Proponents of such ordinances and statutes claim they will “guarantee the safety for everyone living in the community.” There are, in fact, many state, federal and local laws on the books that seek to ensure residents’ safety; none can guarantee it, as evidenced by the police logs which are rife with infractions against the safety of others. Much like so-called “hate crime” laws, these ordinance single out a specific classification of people, granting them extraordinary legal protection beyond that afforded all other citizens.
There is no valid statistical information cataloguing discrimination based on sexual orientation, to my knowledge. All information currently available is anecdotal, at best.
In the absence of empirically verifiable data, we must look for an alternative motive behind the proponents of such laws. We need look no further than the plethora of websites advancing the radical LGBT (lesbian, gay, bisexual, transgender) agenda.

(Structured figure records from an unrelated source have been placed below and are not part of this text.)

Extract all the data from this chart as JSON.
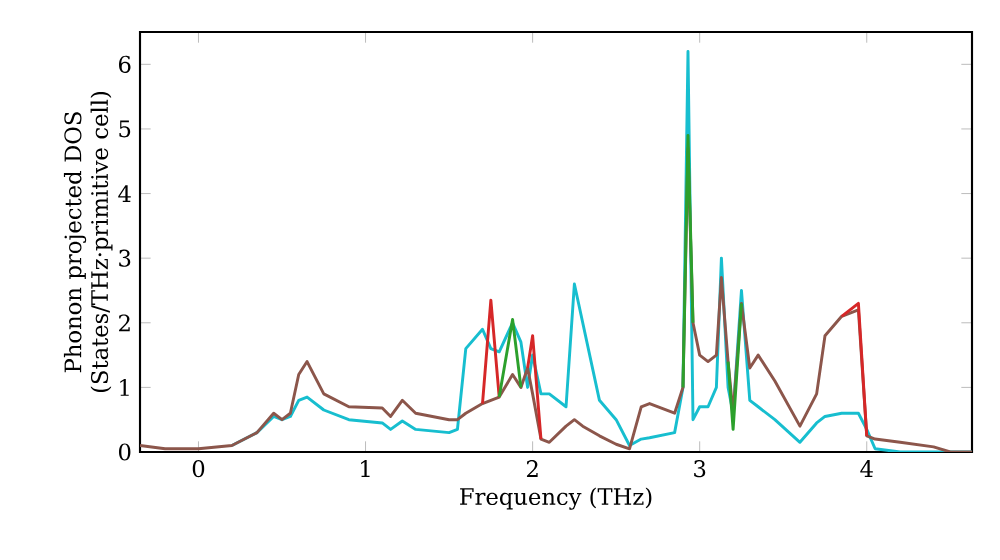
{
  "chart_data": {
    "type": "line",
    "xlabel": "Frequency (THz)",
    "ylabel": "Phonon projected DOS (States/THz·primitive cell)",
    "x": [
      -0.35,
      -0.2,
      0,
      0.2,
      0.35,
      0.45,
      0.5,
      0.55,
      0.6,
      0.65,
      0.75,
      0.9,
      1.1,
      1.15,
      1.22,
      1.3,
      1.5,
      1.55,
      1.6,
      1.7,
      1.75,
      1.8,
      1.88,
      1.93,
      1.97,
      2.0,
      2.05,
      2.1,
      2.2,
      2.25,
      2.3,
      2.4,
      2.5,
      2.58,
      2.65,
      2.7,
      2.85,
      2.9,
      2.93,
      2.96,
      3.0,
      3.05,
      3.1,
      3.13,
      3.17,
      3.2,
      3.25,
      3.3,
      3.35,
      3.45,
      3.6,
      3.7,
      3.75,
      3.85,
      3.95,
      4.0,
      4.05,
      4.2,
      4.4,
      4.5,
      4.63
    ],
    "series": [
      {
        "color": "#17becf",
        "values": [
          null,
          null,
          null,
          0.1,
          0.3,
          0.55,
          0.5,
          0.55,
          0.8,
          0.85,
          0.65,
          0.5,
          0.45,
          0.35,
          0.48,
          0.35,
          0.3,
          0.35,
          1.6,
          1.9,
          1.6,
          1.55,
          2.0,
          1.7,
          1.0,
          1.5,
          0.9,
          0.9,
          0.7,
          2.6,
          2.0,
          0.8,
          0.5,
          0.1,
          0.2,
          0.22,
          0.3,
          1.0,
          6.2,
          0.5,
          0.7,
          0.7,
          1.0,
          3.0,
          1.0,
          0.6,
          2.5,
          0.8,
          0.7,
          0.5,
          0.15,
          0.45,
          0.55,
          0.6,
          0.6,
          0.35,
          0.05,
          0,
          0,
          0,
          0
        ]
      },
      {
        "color": "#8c564b",
        "values": [
          0.1,
          0.05,
          0.05,
          0.1,
          0.3,
          0.6,
          0.5,
          0.6,
          1.2,
          1.4,
          0.9,
          0.7,
          0.68,
          0.55,
          0.8,
          0.6,
          0.5,
          0.5,
          0.6,
          0.75,
          0.8,
          0.85,
          1.2,
          1.0,
          1.3,
          0.9,
          0.2,
          0.15,
          0.4,
          0.5,
          0.4,
          0.25,
          0.12,
          0.05,
          0.7,
          0.75,
          0.6,
          1.0,
          4.7,
          2.0,
          1.5,
          1.4,
          1.5,
          2.7,
          1.4,
          0.6,
          2.3,
          1.3,
          1.5,
          1.1,
          0.4,
          0.9,
          1.8,
          2.1,
          2.2,
          0.25,
          0.2,
          0.15,
          0.08,
          0,
          0
        ]
      },
      {
        "color": "#d62728",
        "values": [
          null,
          null,
          null,
          null,
          null,
          null,
          null,
          null,
          null,
          null,
          null,
          null,
          null,
          null,
          null,
          null,
          null,
          null,
          null,
          0.75,
          2.35,
          0.85,
          null,
          null,
          1.3,
          1.8,
          0.2,
          null,
          null,
          null,
          null,
          null,
          null,
          null,
          null,
          null,
          null,
          null,
          null,
          null,
          null,
          null,
          null,
          null,
          null,
          null,
          null,
          null,
          null,
          null,
          null,
          null,
          null,
          2.1,
          2.3,
          0.25,
          null,
          null,
          null,
          null,
          null
        ]
      },
      {
        "color": "#2ca02c",
        "values": [
          null,
          null,
          null,
          null,
          null,
          null,
          null,
          null,
          null,
          null,
          null,
          null,
          null,
          null,
          null,
          null,
          null,
          null,
          null,
          null,
          null,
          0.85,
          2.05,
          1.0,
          null,
          null,
          null,
          null,
          null,
          null,
          null,
          null,
          null,
          null,
          null,
          null,
          null,
          1.0,
          4.9,
          2.0,
          null,
          null,
          null,
          null,
          1.4,
          0.35,
          2.3,
          null,
          null,
          null,
          null,
          null,
          null,
          null,
          null,
          null,
          null,
          null,
          null,
          null,
          null
        ]
      }
    ],
    "xlim": [
      -0.35,
      4.63
    ],
    "ylim": [
      0,
      6.5
    ],
    "xticks": [
      0,
      1,
      2,
      3,
      4
    ],
    "yticks": [
      0,
      1,
      2,
      3,
      4,
      5,
      6
    ],
    "grid": false,
    "marker": "none",
    "line_style": "solid"
  }
}
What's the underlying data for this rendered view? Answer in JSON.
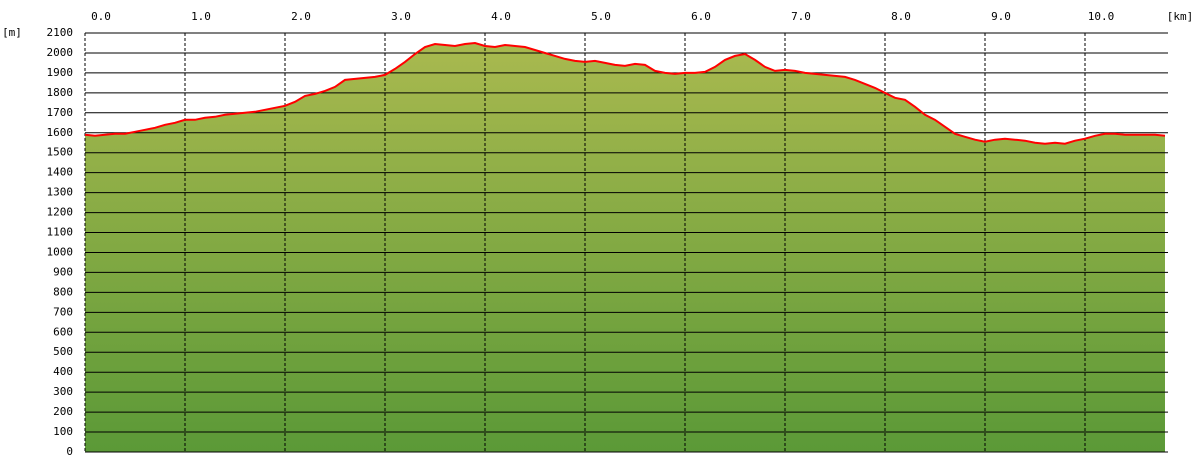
{
  "chart_data": {
    "type": "area",
    "x_label": "[km]",
    "y_label": "[m]",
    "x": [
      0,
      0.1,
      0.2,
      0.3,
      0.4,
      0.5,
      0.6,
      0.7,
      0.8,
      0.9,
      1.0,
      1.1,
      1.2,
      1.3,
      1.4,
      1.5,
      1.6,
      1.7,
      1.8,
      1.9,
      2.0,
      2.1,
      2.2,
      2.3,
      2.4,
      2.5,
      2.6,
      2.7,
      2.8,
      2.9,
      3.0,
      3.1,
      3.2,
      3.3,
      3.4,
      3.5,
      3.6,
      3.7,
      3.8,
      3.9,
      4.0,
      4.1,
      4.2,
      4.3,
      4.4,
      4.5,
      4.6,
      4.7,
      4.8,
      4.9,
      5.0,
      5.1,
      5.2,
      5.3,
      5.4,
      5.5,
      5.6,
      5.7,
      5.8,
      5.9,
      6.0,
      6.1,
      6.2,
      6.3,
      6.4,
      6.5,
      6.6,
      6.7,
      6.8,
      6.9,
      7.0,
      7.1,
      7.2,
      7.3,
      7.4,
      7.5,
      7.6,
      7.7,
      7.8,
      7.9,
      8.0,
      8.1,
      8.2,
      8.3,
      8.4,
      8.5,
      8.6,
      8.7,
      8.8,
      8.9,
      9.0,
      9.1,
      9.2,
      9.3,
      9.4,
      9.5,
      9.6,
      9.7,
      9.8,
      9.9,
      10.0,
      10.1,
      10.2,
      10.3,
      10.4,
      10.5,
      10.6,
      10.7,
      10.8
    ],
    "values": [
      1590,
      1585,
      1590,
      1595,
      1595,
      1605,
      1615,
      1625,
      1640,
      1650,
      1665,
      1665,
      1675,
      1680,
      1690,
      1695,
      1700,
      1705,
      1715,
      1725,
      1735,
      1755,
      1785,
      1795,
      1810,
      1830,
      1865,
      1870,
      1875,
      1880,
      1890,
      1920,
      1955,
      1995,
      2030,
      2045,
      2040,
      2035,
      2045,
      2050,
      2035,
      2030,
      2040,
      2035,
      2030,
      2015,
      2000,
      1985,
      1970,
      1960,
      1955,
      1960,
      1950,
      1940,
      1935,
      1945,
      1940,
      1910,
      1900,
      1895,
      1900,
      1900,
      1905,
      1930,
      1965,
      1985,
      1995,
      1965,
      1930,
      1910,
      1915,
      1910,
      1900,
      1895,
      1890,
      1885,
      1880,
      1865,
      1845,
      1825,
      1800,
      1775,
      1765,
      1730,
      1690,
      1665,
      1630,
      1595,
      1580,
      1565,
      1555,
      1565,
      1570,
      1565,
      1560,
      1550,
      1545,
      1550,
      1545,
      1560,
      1570,
      1585,
      1595,
      1595,
      1590,
      1590,
      1590,
      1590,
      1585
    ],
    "line_color": "#ff0000",
    "area_colors": [
      "#a9b94f",
      "#5b9937"
    ],
    "xlim": [
      0,
      10.83
    ],
    "ylim": [
      0,
      2100
    ],
    "xticks": [
      {
        "value": 0,
        "label": "0.0"
      },
      {
        "value": 1,
        "label": "1.0"
      },
      {
        "value": 2,
        "label": "2.0"
      },
      {
        "value": 3,
        "label": "3.0"
      },
      {
        "value": 4,
        "label": "4.0"
      },
      {
        "value": 5,
        "label": "5.0"
      },
      {
        "value": 6,
        "label": "6.0"
      },
      {
        "value": 7,
        "label": "7.0"
      },
      {
        "value": 8,
        "label": "8.0"
      },
      {
        "value": 9,
        "label": "9.0"
      },
      {
        "value": 10,
        "label": "10.0"
      }
    ],
    "yticks": [
      0,
      100,
      200,
      300,
      400,
      500,
      600,
      700,
      800,
      900,
      1000,
      1100,
      1200,
      1300,
      1400,
      1500,
      1600,
      1700,
      1800,
      1900,
      2000,
      2100
    ],
    "grid": true
  }
}
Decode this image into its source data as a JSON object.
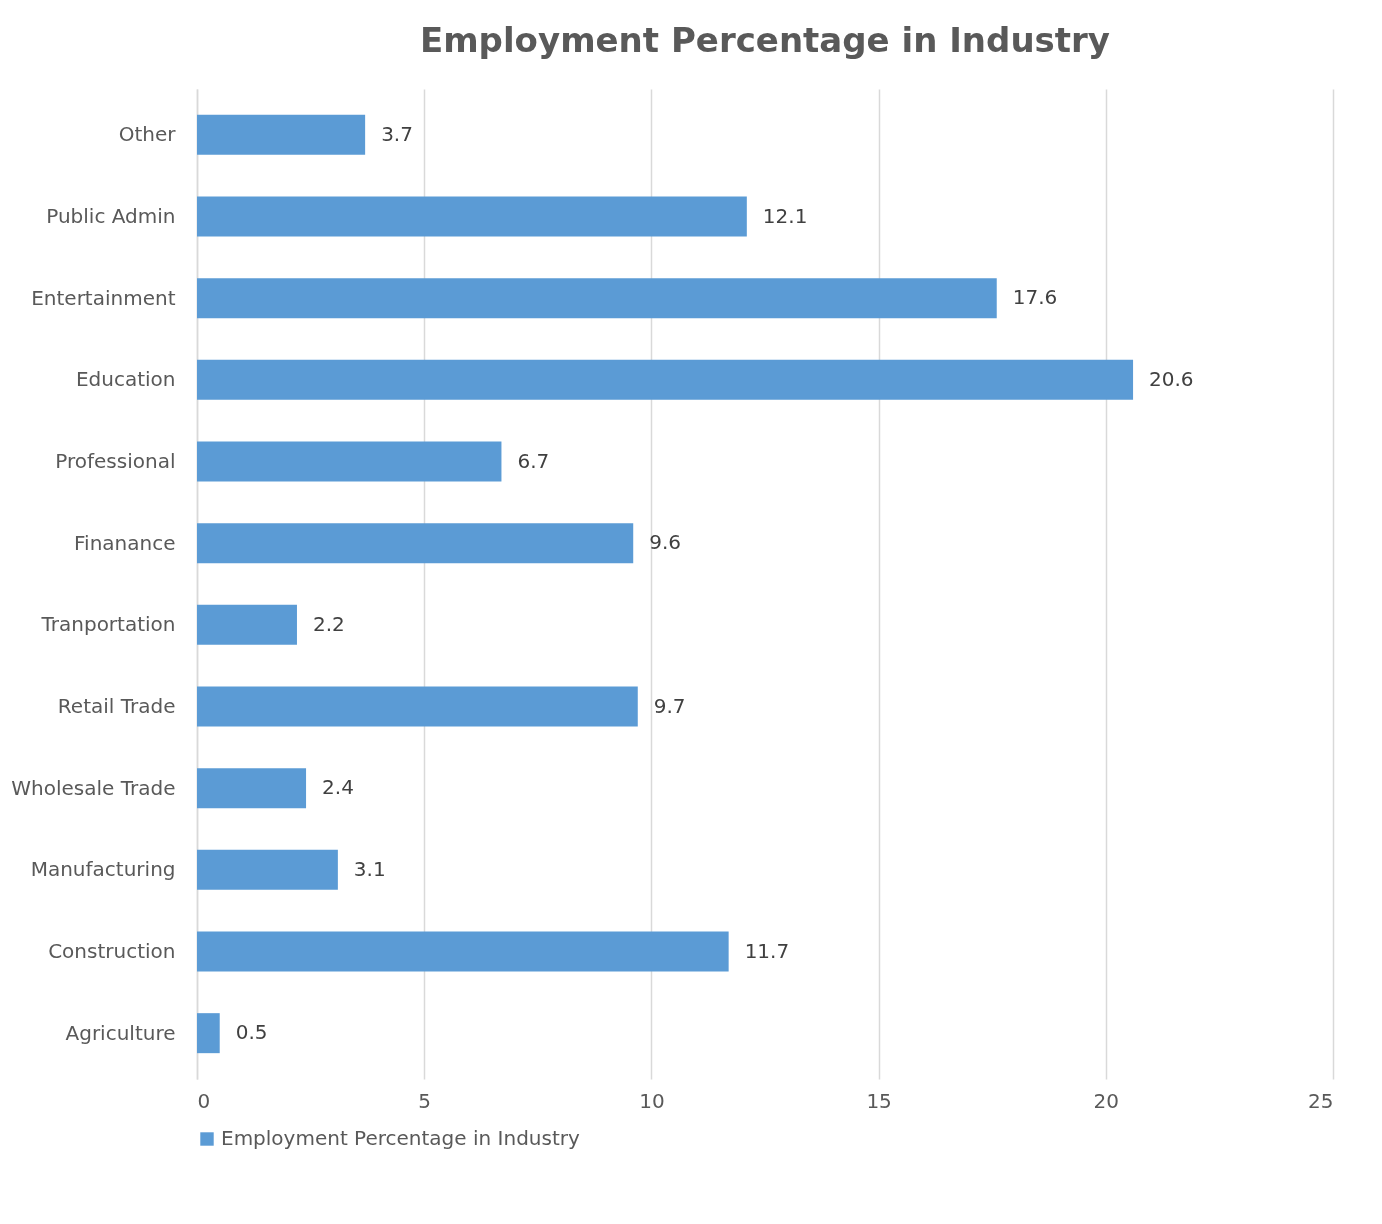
{
  "chart_data": {
    "type": "bar",
    "orientation": "horizontal",
    "title": "Employment Percentage in Industry",
    "categories": [
      "Other",
      "Public Admin",
      "Entertainment",
      "Education",
      "Professional",
      "Finanance",
      "Tranportation",
      "Retail Trade",
      "Wholesale Trade",
      "Manufacturing",
      "Construction",
      "Agriculture"
    ],
    "series": [
      {
        "name": "Employment Percentage in Industry",
        "color": "#5b9bd5",
        "values": [
          3.7,
          12.1,
          17.6,
          20.6,
          6.7,
          9.6,
          2.2,
          9.7,
          2.4,
          3.1,
          11.7,
          0.5
        ]
      }
    ],
    "xlim": [
      0,
      25
    ],
    "xticks": [
      0,
      5,
      10,
      15,
      20,
      25
    ],
    "grid": "x",
    "legend": "bottom",
    "data_labels": true
  }
}
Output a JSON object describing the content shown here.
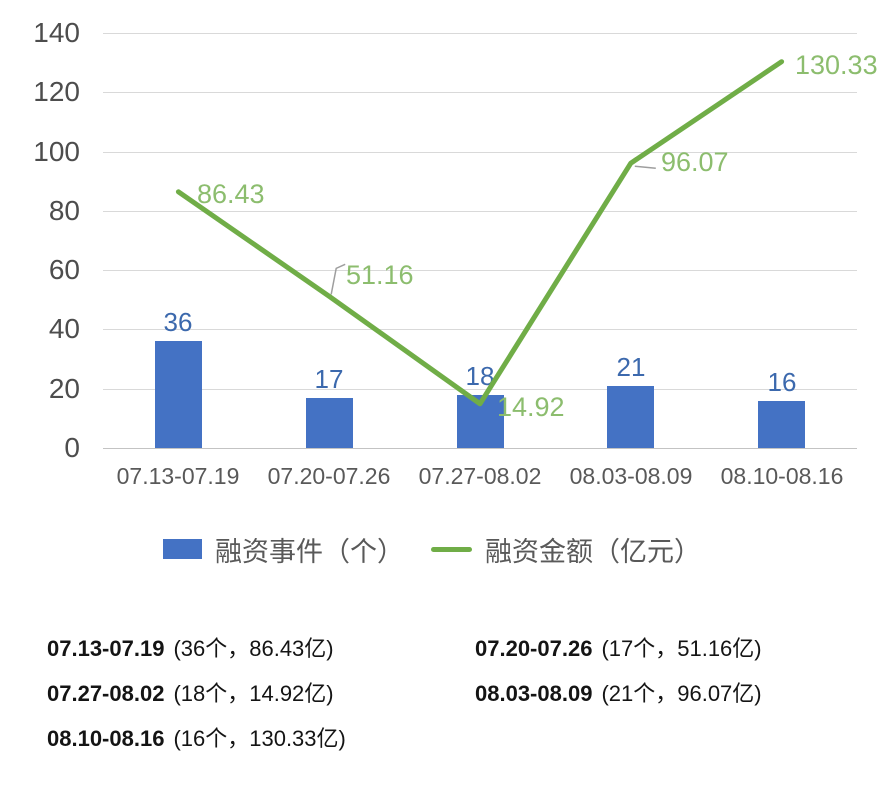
{
  "colors": {
    "bar": "#4472c4",
    "bar_label": "#3c69ad",
    "line": "#70ad47",
    "line_label": "#8cbd6e",
    "axis_text": "#595959",
    "gridline": "#d9d9d9",
    "leader_line": "#9e9e9e",
    "summary_text": "#141414",
    "background": "#ffffff"
  },
  "chart_data": {
    "type": "combo-bar-line",
    "categories": [
      "07.13-07.19",
      "07.20-07.26",
      "07.27-08.02",
      "08.03-08.09",
      "08.10-08.16"
    ],
    "series": [
      {
        "name": "融资事件（个）",
        "type": "bar",
        "values": [
          36,
          17,
          18,
          21,
          16
        ]
      },
      {
        "name": "融资金额（亿元）",
        "type": "line",
        "values": [
          86.43,
          51.16,
          14.92,
          96.07,
          130.33
        ]
      }
    ],
    "bar_value_labels": [
      "36",
      "17",
      "18",
      "21",
      "16"
    ],
    "line_value_labels": [
      "86.43",
      "51.16",
      "14.92",
      "96.07",
      "130.33"
    ],
    "title": "",
    "xlabel": "",
    "ylabel": "",
    "ylim": [
      0,
      140
    ],
    "yticks": [
      0,
      20,
      40,
      60,
      80,
      100,
      120,
      140
    ],
    "grid": true,
    "legend_position": "bottom"
  },
  "legend": {
    "bar_label": "融资事件（个）",
    "line_label": "融资金额（亿元）"
  },
  "summary": {
    "rows": [
      {
        "date": "07.13-07.19",
        "detail": "(36个，86.43亿)"
      },
      {
        "date": "07.20-07.26",
        "detail": "(17个，51.16亿)"
      },
      {
        "date": "07.27-08.02",
        "detail": "(18个，14.92亿)"
      },
      {
        "date": "08.03-08.09",
        "detail": "(21个，96.07亿)"
      },
      {
        "date": "08.10-08.16",
        "detail": "(16个，130.33亿)"
      }
    ]
  }
}
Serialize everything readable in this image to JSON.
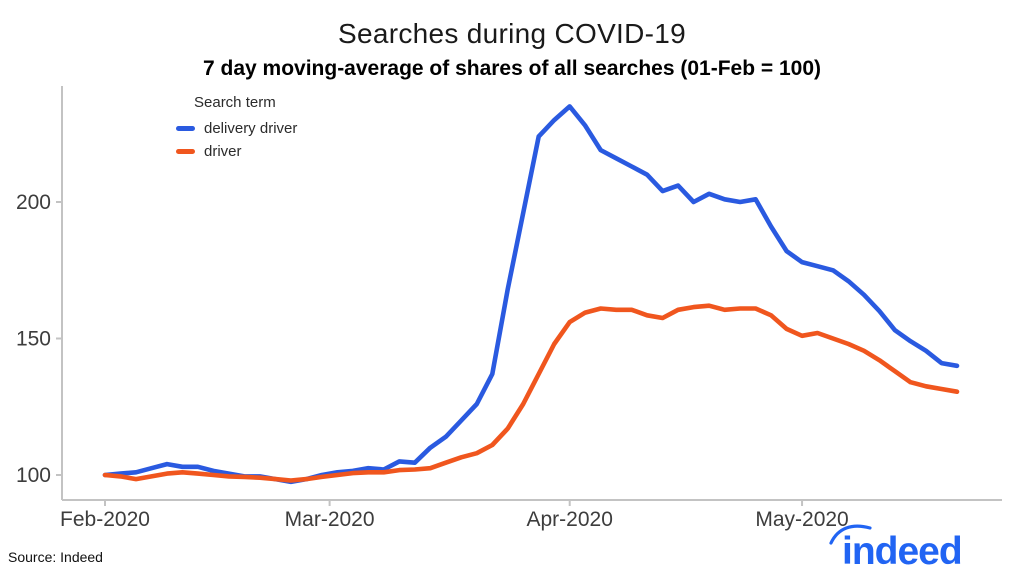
{
  "chart_data": {
    "type": "line",
    "title": "Searches during COVID-19",
    "subtitle": "7 day moving-average of shares of all searches (01-Feb = 100)",
    "legend_title": "Search term",
    "legend_position": "top-left-inside",
    "grid": false,
    "x_unit": "days since 01-Feb-2020",
    "x_days": [
      0,
      2,
      4,
      6,
      8,
      10,
      12,
      14,
      16,
      18,
      20,
      22,
      24,
      26,
      28,
      30,
      32,
      34,
      36,
      38,
      40,
      42,
      44,
      46,
      48,
      50,
      52,
      54,
      56,
      58,
      60,
      62,
      64,
      66,
      68,
      70,
      72,
      74,
      76,
      78,
      80,
      82,
      84,
      86,
      88,
      90,
      92,
      94,
      96,
      98,
      100,
      102,
      104,
      106,
      108,
      110
    ],
    "x_ticks": [
      {
        "day": 0,
        "label": "Feb-2020"
      },
      {
        "day": 29,
        "label": "Mar-2020"
      },
      {
        "day": 60,
        "label": "Apr-2020"
      },
      {
        "day": 90,
        "label": "May-2020"
      }
    ],
    "y_ticks": [
      100,
      150,
      200
    ],
    "ylim": [
      91,
      242
    ],
    "xlim_days": [
      -5.5,
      115.5
    ],
    "series": [
      {
        "name": "delivery driver",
        "color": "#2a5ae0",
        "values": [
          100,
          100.5,
          101,
          102.5,
          104,
          103,
          103,
          101.5,
          100.5,
          99.5,
          99.5,
          98.5,
          97.5,
          98.5,
          100,
          101,
          101.5,
          102.5,
          102,
          105,
          104.5,
          110,
          114,
          120,
          126,
          137,
          168,
          196,
          224,
          230,
          235,
          228,
          219,
          216,
          213,
          210,
          204,
          206,
          200,
          203,
          201,
          200,
          201,
          191,
          182,
          178,
          176.5,
          175,
          171,
          166,
          160,
          153,
          149,
          145.5,
          141,
          140
        ]
      },
      {
        "name": "driver",
        "color": "#f0561e",
        "values": [
          100,
          99.5,
          98.5,
          99.5,
          100.5,
          101,
          100.5,
          100,
          99.5,
          99.3,
          99,
          98.5,
          98,
          98.5,
          99.3,
          100,
          100.7,
          101,
          101,
          101.8,
          102,
          102.5,
          104.5,
          106.5,
          108,
          111,
          117,
          126,
          137,
          148,
          156,
          159.5,
          161,
          160.5,
          160.5,
          158.5,
          157.5,
          160.5,
          161.5,
          162,
          160.5,
          161,
          161,
          158.5,
          153.5,
          151,
          152,
          150,
          148,
          145.5,
          142,
          138,
          134,
          132.5,
          131.5,
          130.5
        ]
      }
    ],
    "peak_annotations": {
      "delivery_driver_peak": 235,
      "driver_peak": 162,
      "delivery_driver_end": 140,
      "driver_end": 130.5
    }
  },
  "axis_style": {
    "line_color": "#c3c3c3",
    "tick_label_color": "#3d3d3d"
  },
  "footer": {
    "source": "Source: Indeed",
    "logo_text": "indeed",
    "logo_color": "#2164f3"
  }
}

The agenda is well defined by their own advocates. Jeff Levi proudly proclaims, “We are no longer seeking just a right to privacy and a protection from wrong. We also have a right to see government and society affirm our lives.” That they seek public affirmation speaks volumes about how they view themselves and their lifestyle.
Gay rights activists Marshall Kirk and Hunter Madsen outlined a six-point plan in their book After the Ball, referred to by activists as “a gay manifesto,” which laid out the agenda for how the beliefs and attitudes of ordinary Americans could be transformed to affirm the lifestyle. As they stated, “The agenda of homosexual activists is basically to change America from what they perceive as looking down on homosexual behavior, to the affirmation of and societal acceptance of homosexual behavior.” They described how the movement should use “propagandistic advertising to depict all opponents of the gay movement as homophobic bigots who are ‘not Christian’ and the propaganda can further show them [homosexuals] as being discriminated against, hated and shunned.”
Recent polls indicate a growing level of acceptance of homosexuality as a lifestyle. These data provide empirical evidence which invalidates the movement’s premise; that they’re discriminated against by public opinion. But the problem is in the agenda of those who promote the lifestyle, and seek extraordinary protection, and redefinition and alteration of fundamental social conventions and institutions to affirm the lifestyle of 3% of the population.